Charpak and the move to digital
Though spark chambers were faster than bubble chambers, they did not provide the detail – the resolution – that a bubble chamber could.
In 1968 at CERN, the French physicist Georges Charpak developed the “multiwire proportional chamber” to overcome the limitations of spark chambers, both in speed and their resolution. Charpak's chamber was basically a gas-filled box with a large number of parallel detector wires, each connected to individual transistor amplifiers. Now there was no need for a spark; a detector wire connected to an amplifier can detect a much smaller effect. Linked to a computer, Charpak’s chamber could achieve a counting rate a thousand times better than existing detectors.
Charpak's invention, for which he received the 1992 Nobel prize in physics, revolutionized particle detection. It made data acquisition quick, automated and electronic. As a result, it also changed the nature of event displays.
Photographs were no longer the only way to visualise particle tracks in detail; rather, event displays became visual representations of patterns of digital signals that corresponded to the particles produced in an interaction. Moreover, the event display can be made to show only those tracks that physicists find interesting. So the display has become a visual representation of the most interesting part of what happened in the detector.
As detectors became more complex and able to detect many more particles at a time, the amount of data associated with each event increased and event displays became correspondingly more intricate. Researchers developed software that could interpret the patterns of signals picked up by detectors and recreate them as images in 3D space.
The advent of computer colour screens in the late 1970s allowed physicists for the first time to render event displays in full colour, leading to discussions about which were the most suitable hues to represent different particles. Coupled with computer systems such as the Megatek, these displays could even be manipulated in 3D.
Digital data
Tom McCauley of the University of Notre Dame in the US makes event displays for the CMS experiment at CERN. "The days when data acquisition and event display were practically the same are no more," he says. "The LHC produces hundreds of millions of proton-proton collisions per second, which produce very complex events, and the detectors are correspondingly sophisticated. The displays reflect this complexity but are useful since they can provide a visual summary of what happened; you can describe geography and a route with words, but sometimes nothing beats a map with a line marking the way."
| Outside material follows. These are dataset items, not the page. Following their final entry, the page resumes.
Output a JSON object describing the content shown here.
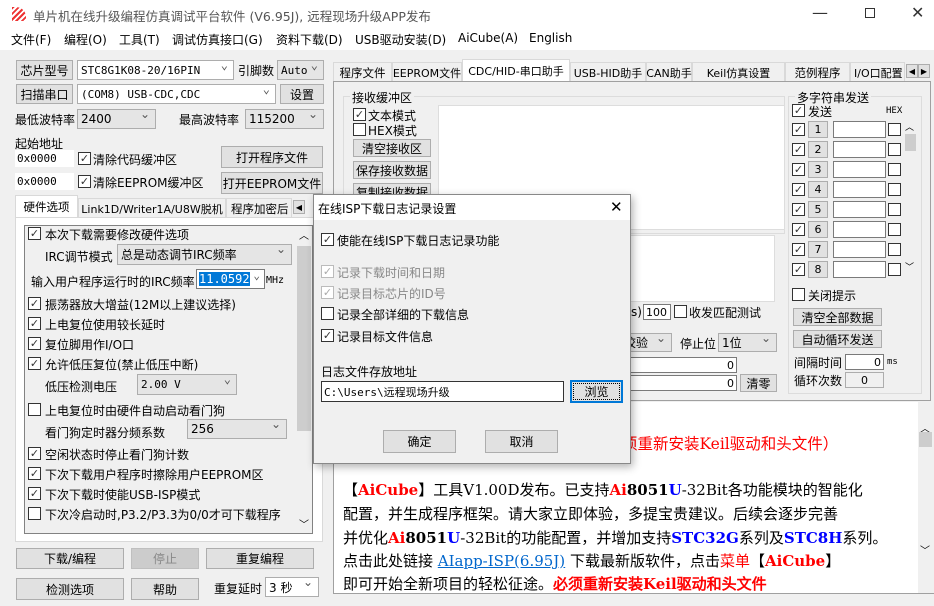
{
  "window": {
    "title": "单片机在线升级编程仿真调试平台软件 (V6.95J), 远程现场升级APP发布",
    "controls": [
      "minimize",
      "maximize",
      "close"
    ]
  },
  "menu": [
    "文件(F)",
    "编程(O)",
    "工具(T)",
    "调试仿真接口(G)",
    "资料下载(D)",
    "USB驱动安装(D)",
    "AiCube(A)",
    "English"
  ],
  "left": {
    "chip_button": "芯片型号",
    "chip_value": "STC8G1K08-20/16PIN",
    "pins_label": "引脚数",
    "pins_value": "Auto",
    "scan_button": "扫描串口",
    "port_value": "(COM8) USB-CDC,CDC",
    "settings_button": "设置",
    "min_baud_label": "最低波特率",
    "min_baud": "2400",
    "max_baud_label": "最高波特率",
    "max_baud": "115200",
    "start_addr_label": "起始地址",
    "addr1": "0x0000",
    "clear_code": "清除代码缓冲区",
    "open_program": "打开程序文件",
    "addr2": "0x0000",
    "clear_eeprom": "清除EEPROM缓冲区",
    "open_eeprom": "打开EEPROM文件",
    "tabs": [
      "硬件选项",
      "Link1D/Writer1A/U8W脱机",
      "程序加密后"
    ],
    "options": {
      "o1": "本次下载需要修改硬件选项",
      "irc_mode_label": "IRC调节模式",
      "irc_mode": "总是动态调节IRC频率",
      "irc_freq_label": "输入用户程序运行时的IRC频率",
      "irc_freq": "11.0592",
      "mhz": "MHz",
      "o2": "振荡器放大增益(12M以上建议选择)",
      "o3": "上电复位使用较长延时",
      "o4": "复位脚用作I/O口",
      "o5": "允许低压复位(禁止低压中断)",
      "lvd_label": "低压检测电压",
      "lvd": "2.00 V",
      "o6": "上电复位时由硬件自动启动看门狗",
      "wdt_label": "看门狗定时器分频系数",
      "wdt": "256",
      "o7": "空闲状态时停止看门狗计数",
      "o8": "下次下载用户程序时擦除用户EEPROM区",
      "o9": "下次下载时使能USB-ISP模式",
      "o10": "下次冷启动时,P3.2/P3.3为0/0才可下载程序"
    },
    "download": "下载/编程",
    "stop": "停止",
    "repeat": "重复编程",
    "check": "检测选项",
    "help": "帮助",
    "delay_label": "重复延时",
    "delay": "3 秒"
  },
  "right": {
    "tabs": [
      "程序文件",
      "EEPROM文件",
      "CDC/HID-串口助手",
      "USB-HID助手",
      "CAN助手",
      "Keil仿真设置",
      "范例程序",
      "I/O口配置"
    ],
    "recv_group": "接收缓冲区",
    "text_mode": "文本模式",
    "hex_mode": "HEX模式",
    "clear_recv": "清空接收区",
    "save_recv": "保存接收数据",
    "copy_recv": "复制接收数据",
    "s_suffix": "s)",
    "interval": "100",
    "match_test": "收发匹配测试",
    "parity": "校验",
    "stopbit_label": "停止位",
    "stopbit": "1位",
    "count1": "0",
    "count2": "0",
    "clear_count": "清零",
    "multi_group": "多字符串发送",
    "send": "发送",
    "hex": "HEX",
    "rows": [
      "1",
      "2",
      "3",
      "4",
      "5",
      "6",
      "7",
      "8"
    ],
    "close_tip": "关闭提示",
    "clear_all": "清空全部数据",
    "auto_loop": "自动循环发送",
    "gap_label": "间隔时间",
    "gap": "0",
    "ms": "ms",
    "loops_label": "循环次数",
    "loops": "0"
  },
  "news": {
    "l0": "须重新安装Keil驱动和头文件）",
    "l1": [
      "【",
      "AiCube",
      "】工具V1.00D发布。已支持",
      "Ai",
      "8051",
      "U",
      "-32Bit各功能模块的智能化"
    ],
    "l2": "配置，并生成程序框架。请大家立即体验，多提宝贵建议。后续会逐步完善",
    "l3": [
      "并优化",
      "Ai",
      "8051",
      "U",
      "-32Bit的功能配置，并增加支持",
      "STC32G",
      "系列及",
      "STC8H",
      "系列。"
    ],
    "l4": [
      "点击此处链接 ",
      "AIapp-ISP(6.95J)",
      " 下载最新版软件，点击",
      "菜单",
      "【",
      "AiCube",
      "】"
    ],
    "l5": [
      "即可开始全新项目的轻松征途。",
      "必须重新安装Keil驱动和头文件"
    ]
  },
  "dialog": {
    "title": "在线ISP下载日志记录设置",
    "enable": "使能在线ISP下载日志记录功能",
    "rec_time": "记录下载时间和日期",
    "rec_id": "记录目标芯片的ID号",
    "rec_detail": "记录全部详细的下载信息",
    "rec_file": "记录目标文件信息",
    "path_label": "日志文件存放地址",
    "path": "C:\\Users\\远程现场升级",
    "browse": "浏览",
    "ok": "确定",
    "cancel": "取消"
  }
}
These days to create a display, experiment teams run software that converts the data into graphical objects. These graphics are then rendered in a specialised application. The details of the display – views, colours, what is shown and what is not – depend on the particular use-case.
Physicists at CERN use event displays for viewing geometry, developing algorithms and detector monitoring. The displays are also frequently used in communicating LHC science to the general public and to the media. And the images continue to become increasingly detailed.
"These days thanks to advances in computing we're capable of so much more graphics-wise and can run on many different devices and platforms," says McCauley. "I find it amazing that today I can run an event-display application on my phone!"
The nature and complexity of event displays, and even how they are generated in the first place, have changed considerably since Wilson's first cloud-chamber photos in 1911. But one thing has not changed.
"Conveying the physics accurately is always the primary consideration," says McCauley.